Keine Antwort. (Wie gesagt, es ist kein Wesen, kein Tier für mich)

Zu welcher Tageszeit erlebst du deine besten Momente? Warum?
Das ist unterschiedlich. Ich finde fast immer einen für mich schönen Moment. Das ist wichtig und meine Nahrung. Ein gemütlicher Kaffee im Bett, ein lässiges Telefonieren mit meiner Freundin… Ganz viele Dinge. Nur beim Beobachten der Natur kann der Zeitpunkt für mich stimmen. Oder ein Buch, das mir passt…

Wurdest du schon mal auf Grund der MS nicht ernst genommen? Wie bist du damit umgegangen?
Da kann ich mich nicht beklagen auf der menschlichen Ebene. Bei Schwellen überall, geschützten Bauwerken (zum Beispiel Schulhäusern) oder mit dem ÖV fühle ich mich öfters hilflos, sogar nicht ernst genommen. Klar, suche ich mir Hilfe. Aber ärgern tut es mich sehr, da das sicher besser sein könnte.

Wenn du ein Vorurteil gegen MS aus den Köpfen der Menschheit löschen könntest, welches wäre das?
Ich kenne die Vorurteile nicht sehr, da ich mit MS immer offen und ehrlich umgegangen bin. Kann mir, wie mit allem vorstellen, dass das hilft.

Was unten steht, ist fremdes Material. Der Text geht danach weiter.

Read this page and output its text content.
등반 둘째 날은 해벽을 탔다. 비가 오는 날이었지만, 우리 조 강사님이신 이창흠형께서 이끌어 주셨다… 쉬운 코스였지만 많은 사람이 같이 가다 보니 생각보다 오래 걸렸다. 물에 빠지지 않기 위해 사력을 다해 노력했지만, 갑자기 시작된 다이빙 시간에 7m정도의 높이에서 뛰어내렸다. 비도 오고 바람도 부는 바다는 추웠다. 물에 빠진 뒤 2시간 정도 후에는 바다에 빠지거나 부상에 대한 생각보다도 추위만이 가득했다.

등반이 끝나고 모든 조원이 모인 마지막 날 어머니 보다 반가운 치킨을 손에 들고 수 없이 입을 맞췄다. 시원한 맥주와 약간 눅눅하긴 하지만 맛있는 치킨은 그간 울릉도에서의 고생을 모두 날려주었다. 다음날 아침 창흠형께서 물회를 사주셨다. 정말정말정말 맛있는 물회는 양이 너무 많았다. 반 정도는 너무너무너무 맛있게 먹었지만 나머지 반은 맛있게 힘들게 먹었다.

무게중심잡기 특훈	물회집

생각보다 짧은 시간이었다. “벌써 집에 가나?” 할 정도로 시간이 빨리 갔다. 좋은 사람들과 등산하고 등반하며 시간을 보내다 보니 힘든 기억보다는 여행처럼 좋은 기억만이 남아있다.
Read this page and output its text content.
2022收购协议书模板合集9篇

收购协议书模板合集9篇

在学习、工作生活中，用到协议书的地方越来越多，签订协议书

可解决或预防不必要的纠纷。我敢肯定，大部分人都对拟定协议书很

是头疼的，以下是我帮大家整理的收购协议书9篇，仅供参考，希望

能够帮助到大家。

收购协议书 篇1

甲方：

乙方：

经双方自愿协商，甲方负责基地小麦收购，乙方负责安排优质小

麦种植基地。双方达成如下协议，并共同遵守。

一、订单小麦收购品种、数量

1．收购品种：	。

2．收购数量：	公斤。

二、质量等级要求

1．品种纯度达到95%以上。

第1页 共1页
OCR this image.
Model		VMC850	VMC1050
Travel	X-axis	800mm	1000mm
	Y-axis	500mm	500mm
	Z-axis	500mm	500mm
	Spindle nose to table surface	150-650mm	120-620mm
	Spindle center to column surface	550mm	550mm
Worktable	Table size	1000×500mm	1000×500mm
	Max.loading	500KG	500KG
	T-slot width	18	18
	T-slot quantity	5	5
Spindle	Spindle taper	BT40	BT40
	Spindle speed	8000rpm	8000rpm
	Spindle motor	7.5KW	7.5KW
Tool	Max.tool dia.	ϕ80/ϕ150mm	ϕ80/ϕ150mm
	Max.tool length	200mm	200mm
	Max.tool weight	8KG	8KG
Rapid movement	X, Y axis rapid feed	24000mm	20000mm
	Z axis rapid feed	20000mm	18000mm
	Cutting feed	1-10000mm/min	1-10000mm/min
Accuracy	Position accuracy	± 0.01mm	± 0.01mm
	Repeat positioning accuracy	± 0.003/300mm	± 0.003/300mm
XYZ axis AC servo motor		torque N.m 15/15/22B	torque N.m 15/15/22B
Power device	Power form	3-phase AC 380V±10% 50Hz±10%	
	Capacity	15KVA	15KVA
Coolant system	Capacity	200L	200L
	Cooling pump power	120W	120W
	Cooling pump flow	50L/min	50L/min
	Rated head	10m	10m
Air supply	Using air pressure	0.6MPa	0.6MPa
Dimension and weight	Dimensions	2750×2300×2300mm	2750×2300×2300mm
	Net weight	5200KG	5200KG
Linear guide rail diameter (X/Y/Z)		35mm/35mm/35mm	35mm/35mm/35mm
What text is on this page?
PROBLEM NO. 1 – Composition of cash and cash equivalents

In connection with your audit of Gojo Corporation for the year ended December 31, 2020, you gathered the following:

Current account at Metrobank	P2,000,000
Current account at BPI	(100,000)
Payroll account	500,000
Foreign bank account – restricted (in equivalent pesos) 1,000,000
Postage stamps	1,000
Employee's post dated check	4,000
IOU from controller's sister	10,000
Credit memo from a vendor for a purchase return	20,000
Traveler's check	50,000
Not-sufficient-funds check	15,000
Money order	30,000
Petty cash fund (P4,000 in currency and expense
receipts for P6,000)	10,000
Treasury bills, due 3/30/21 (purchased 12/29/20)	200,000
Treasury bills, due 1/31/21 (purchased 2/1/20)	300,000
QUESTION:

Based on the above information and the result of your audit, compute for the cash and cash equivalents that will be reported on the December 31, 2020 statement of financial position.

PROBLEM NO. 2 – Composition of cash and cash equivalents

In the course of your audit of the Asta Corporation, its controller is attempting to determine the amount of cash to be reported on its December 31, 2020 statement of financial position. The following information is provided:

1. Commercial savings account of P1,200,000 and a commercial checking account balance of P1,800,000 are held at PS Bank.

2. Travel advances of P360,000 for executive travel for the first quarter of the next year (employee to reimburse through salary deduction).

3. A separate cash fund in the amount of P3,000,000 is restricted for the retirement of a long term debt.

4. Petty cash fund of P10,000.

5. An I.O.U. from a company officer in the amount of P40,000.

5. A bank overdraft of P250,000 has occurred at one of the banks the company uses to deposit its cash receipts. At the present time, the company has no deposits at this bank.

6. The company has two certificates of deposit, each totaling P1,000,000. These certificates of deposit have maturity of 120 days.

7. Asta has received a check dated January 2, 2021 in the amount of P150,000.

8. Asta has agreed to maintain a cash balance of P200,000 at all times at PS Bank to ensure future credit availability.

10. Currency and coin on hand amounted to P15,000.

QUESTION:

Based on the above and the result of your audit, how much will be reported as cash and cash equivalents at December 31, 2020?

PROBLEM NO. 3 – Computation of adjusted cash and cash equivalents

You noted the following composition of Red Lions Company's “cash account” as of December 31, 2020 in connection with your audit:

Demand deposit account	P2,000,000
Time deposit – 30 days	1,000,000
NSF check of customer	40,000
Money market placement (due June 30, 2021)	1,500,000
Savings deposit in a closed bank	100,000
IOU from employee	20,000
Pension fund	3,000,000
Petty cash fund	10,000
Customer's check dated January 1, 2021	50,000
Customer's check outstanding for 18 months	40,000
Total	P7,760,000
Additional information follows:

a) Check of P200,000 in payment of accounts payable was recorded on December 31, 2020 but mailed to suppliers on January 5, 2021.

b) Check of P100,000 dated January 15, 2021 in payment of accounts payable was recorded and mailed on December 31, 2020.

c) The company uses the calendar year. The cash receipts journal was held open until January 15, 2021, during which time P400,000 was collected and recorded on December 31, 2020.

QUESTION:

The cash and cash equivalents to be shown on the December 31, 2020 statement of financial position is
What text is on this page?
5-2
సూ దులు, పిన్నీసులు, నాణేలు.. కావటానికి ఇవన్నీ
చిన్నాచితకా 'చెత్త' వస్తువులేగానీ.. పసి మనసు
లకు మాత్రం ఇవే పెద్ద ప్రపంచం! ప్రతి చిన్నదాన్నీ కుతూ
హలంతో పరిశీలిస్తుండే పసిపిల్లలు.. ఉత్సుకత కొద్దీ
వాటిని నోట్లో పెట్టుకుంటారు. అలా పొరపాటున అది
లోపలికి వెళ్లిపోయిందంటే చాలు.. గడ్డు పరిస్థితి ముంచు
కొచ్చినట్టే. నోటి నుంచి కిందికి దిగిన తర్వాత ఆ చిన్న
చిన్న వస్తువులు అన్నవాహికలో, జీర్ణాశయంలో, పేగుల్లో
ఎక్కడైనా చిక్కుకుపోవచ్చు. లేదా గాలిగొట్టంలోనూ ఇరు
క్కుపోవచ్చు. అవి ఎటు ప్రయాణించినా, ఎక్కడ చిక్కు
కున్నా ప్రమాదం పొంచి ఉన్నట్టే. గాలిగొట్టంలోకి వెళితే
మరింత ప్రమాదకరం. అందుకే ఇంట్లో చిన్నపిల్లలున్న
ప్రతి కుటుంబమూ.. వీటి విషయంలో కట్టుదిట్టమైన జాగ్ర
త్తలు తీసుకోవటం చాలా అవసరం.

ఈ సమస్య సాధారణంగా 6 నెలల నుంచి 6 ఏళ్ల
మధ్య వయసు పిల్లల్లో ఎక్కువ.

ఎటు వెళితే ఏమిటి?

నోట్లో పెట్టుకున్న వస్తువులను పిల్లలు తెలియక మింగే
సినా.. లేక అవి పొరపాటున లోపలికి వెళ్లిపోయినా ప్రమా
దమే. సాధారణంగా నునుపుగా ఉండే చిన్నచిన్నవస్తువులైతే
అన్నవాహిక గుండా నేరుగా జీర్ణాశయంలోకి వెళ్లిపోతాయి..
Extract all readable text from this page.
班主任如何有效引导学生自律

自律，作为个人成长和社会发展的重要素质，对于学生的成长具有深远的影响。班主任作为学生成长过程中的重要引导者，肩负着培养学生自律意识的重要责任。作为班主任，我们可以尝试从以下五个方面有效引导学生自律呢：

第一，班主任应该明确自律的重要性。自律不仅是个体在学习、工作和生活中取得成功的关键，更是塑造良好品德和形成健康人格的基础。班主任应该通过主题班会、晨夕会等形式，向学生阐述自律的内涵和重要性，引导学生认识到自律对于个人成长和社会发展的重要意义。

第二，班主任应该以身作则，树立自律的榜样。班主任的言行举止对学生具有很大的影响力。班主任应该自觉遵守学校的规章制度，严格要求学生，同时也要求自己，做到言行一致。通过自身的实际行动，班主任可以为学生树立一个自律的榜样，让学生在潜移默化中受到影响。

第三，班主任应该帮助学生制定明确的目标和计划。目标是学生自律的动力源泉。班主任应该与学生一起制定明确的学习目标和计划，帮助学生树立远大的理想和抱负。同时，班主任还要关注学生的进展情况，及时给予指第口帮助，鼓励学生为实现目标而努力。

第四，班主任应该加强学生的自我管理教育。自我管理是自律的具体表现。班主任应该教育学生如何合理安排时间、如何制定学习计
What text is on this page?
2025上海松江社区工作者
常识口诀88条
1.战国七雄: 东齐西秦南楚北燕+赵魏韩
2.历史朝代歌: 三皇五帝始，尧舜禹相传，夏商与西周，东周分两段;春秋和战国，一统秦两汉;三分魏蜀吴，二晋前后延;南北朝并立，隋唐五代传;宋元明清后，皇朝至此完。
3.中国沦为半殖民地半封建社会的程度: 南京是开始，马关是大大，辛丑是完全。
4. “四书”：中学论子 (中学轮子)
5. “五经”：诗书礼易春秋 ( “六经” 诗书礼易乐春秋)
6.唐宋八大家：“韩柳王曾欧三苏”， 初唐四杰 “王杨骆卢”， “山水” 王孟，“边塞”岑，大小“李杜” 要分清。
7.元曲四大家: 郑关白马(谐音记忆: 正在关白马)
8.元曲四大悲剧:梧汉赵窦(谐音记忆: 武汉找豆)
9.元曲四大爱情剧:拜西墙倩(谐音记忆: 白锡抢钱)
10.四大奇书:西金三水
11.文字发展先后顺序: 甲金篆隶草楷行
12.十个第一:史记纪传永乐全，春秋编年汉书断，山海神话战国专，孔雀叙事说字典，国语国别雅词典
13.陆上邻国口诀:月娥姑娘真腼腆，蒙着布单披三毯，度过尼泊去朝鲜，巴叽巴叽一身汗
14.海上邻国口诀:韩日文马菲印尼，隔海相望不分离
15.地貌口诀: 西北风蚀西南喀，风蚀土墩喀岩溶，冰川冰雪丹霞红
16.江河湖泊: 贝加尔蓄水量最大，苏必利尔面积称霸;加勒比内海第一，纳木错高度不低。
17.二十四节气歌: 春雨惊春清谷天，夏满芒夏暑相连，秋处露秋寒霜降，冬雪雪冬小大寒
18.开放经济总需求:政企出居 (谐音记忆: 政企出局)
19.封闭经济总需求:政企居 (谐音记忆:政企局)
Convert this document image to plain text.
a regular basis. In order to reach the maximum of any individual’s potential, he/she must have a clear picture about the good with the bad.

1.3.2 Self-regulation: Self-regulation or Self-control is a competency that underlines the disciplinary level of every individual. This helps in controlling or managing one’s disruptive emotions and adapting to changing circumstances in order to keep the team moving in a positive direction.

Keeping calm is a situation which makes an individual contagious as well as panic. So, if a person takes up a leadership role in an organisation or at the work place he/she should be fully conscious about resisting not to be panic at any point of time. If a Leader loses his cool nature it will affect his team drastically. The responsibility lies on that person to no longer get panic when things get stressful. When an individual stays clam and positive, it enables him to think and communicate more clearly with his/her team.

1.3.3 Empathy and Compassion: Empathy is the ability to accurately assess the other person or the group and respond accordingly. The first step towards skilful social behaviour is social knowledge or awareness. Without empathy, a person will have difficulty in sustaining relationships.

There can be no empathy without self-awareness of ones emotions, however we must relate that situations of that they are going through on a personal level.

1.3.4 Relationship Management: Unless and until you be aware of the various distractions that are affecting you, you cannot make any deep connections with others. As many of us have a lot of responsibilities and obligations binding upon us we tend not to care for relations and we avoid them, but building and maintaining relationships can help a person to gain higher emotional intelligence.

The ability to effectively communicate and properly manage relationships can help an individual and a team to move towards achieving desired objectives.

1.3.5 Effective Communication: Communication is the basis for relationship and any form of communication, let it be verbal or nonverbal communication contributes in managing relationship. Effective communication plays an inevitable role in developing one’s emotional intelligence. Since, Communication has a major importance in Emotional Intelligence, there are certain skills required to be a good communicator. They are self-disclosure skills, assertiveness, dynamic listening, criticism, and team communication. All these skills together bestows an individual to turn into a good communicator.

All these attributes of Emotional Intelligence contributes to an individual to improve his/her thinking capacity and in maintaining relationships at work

Hast du Kontakt zu anderen MS Betroffenen? Hilft dir der Austausch mit anderen MS Betroffenen?
Das habe ich seit kurzem und kann das empfehlen! In vielen Bereichen hilft das sehr. Im sich gegenseitig verstehen, im Dinge erfahren, die ich nicht wusste. Es ist schwierig, ohne spezielle Tipps und Tricks mit MS auszukommen. Es gibt mir ein gutes Gefühl.

Was unterscheidet dich von anderen MS-Betroffenen?
Keine Ahnung. Wir sind doch alle unterschiedlich!

Wenn du einen Tag ohne MS- Symptome erleben könntest, wie würdest du diesen Tag gestalten?
Ich bin dankbar für meine vielen Erinnerungen ohne Einschränkungen (davon gibt es auch noch viele bereits mit MS). Das ist immens wertvoll! Manchmal verbringe ich Tage mit Einschränkungen der MS mit liebsten Menschen und ich fühle mich unbeschwert. Die mag ich sehr!

Das Einzige, was ich mir für einen Tag wünschen könnte: Ich wünschte mir, mit meinem Mann einen Tag umherlaufen können, Händchen haltend, ab und an ihn umtanzend und küssend. Das fehlt mir.

Welche Beziehung hast du zur Schweiz. MS-Gesellschaft? Nimmst du Beratung, Angebote oder Dienstleistungen in Anspruch?
Angebote und Beratungen, ja. Es begann mit den Kinderlagern im Sommer. Jetzt sind es eher Beratungen rund um die IV. Dazwischen war es mir hilfreich, ein offenes Ohr zu haben, als ich zwischendurch in der Ehe Sorgen hatte. Gut, dass es euch gibt!